Dr. Steve Robinson, assistant professor of physics, recently had an article published in the current issue of Chance. Chance magazine is designed for anyone who has an interest in the analysis of data, informally highlighting sound statistical practice. Robinson’s article is titled “How to Beat Kindergartners at Battleship”. Click here to view the article.

Belmont Mansion Hosts Netherfield Ball

The Middle Tennessee Chapter of the Jane Austen Society of North America recently celebrated the 200th anniversary of Jane Austen’s Pride and Prejudice by hosting a Netherfield Ball in the grand salon of the Belmont Mansion on Feb. 8.  Some 40 students enrolled in Austen-related courses taught by Belmont University professor Doug Murray and Vanderbilt professor Andrea Hearn danced traditional English country dances alongside local JASNA members.

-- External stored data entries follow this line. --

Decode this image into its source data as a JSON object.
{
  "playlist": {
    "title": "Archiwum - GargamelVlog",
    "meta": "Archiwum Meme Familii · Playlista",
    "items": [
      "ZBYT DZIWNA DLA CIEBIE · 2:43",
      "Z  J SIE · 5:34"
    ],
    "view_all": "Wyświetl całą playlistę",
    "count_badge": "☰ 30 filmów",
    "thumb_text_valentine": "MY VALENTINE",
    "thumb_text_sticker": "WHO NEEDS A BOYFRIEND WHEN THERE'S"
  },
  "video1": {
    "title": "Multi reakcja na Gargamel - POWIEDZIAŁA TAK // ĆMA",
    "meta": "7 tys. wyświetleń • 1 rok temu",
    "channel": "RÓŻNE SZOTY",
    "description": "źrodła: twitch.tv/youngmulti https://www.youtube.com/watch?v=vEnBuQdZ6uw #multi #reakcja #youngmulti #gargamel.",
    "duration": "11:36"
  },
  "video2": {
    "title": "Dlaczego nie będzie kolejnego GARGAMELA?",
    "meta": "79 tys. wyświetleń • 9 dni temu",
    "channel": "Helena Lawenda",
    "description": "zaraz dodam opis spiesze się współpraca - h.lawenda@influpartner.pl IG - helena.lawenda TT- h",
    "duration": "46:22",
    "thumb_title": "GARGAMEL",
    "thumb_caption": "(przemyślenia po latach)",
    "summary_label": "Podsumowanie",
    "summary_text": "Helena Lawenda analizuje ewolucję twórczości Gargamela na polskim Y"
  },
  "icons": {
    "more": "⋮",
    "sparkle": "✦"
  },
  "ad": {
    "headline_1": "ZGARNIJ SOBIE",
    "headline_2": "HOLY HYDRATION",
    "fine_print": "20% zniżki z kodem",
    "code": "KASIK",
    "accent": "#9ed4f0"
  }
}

Storey Leads Workshop at Tennessee Press Association Conference

Department of Media Studies Chairman and Professor of Journalism Thom Storey headed a workshop titled Making Ethical Decisions at the Tennessee Press Association Winter Conference held Feb. 6-8 in Nashville. Storey led a group of about 20 reporters and editors through real case scenarios and moderated a discussion on refocusing ethical thinking in a time of changing media landscapes.

Bennett Contributes to Project on Civic Engagement and Social Media

Dr. Sybril Bennett, associate professor of media studies, is participating in the Bringing Theory to Practice in partnership with the American Association of Colleges and Universities Civic Engagement Project.  She is contributing a piece on civic engagement and social media as they pertain to teaching and learning.  The group including College Presidents, Deans and Faculty met in Washington, D.C. in early February to begin work on the monograph.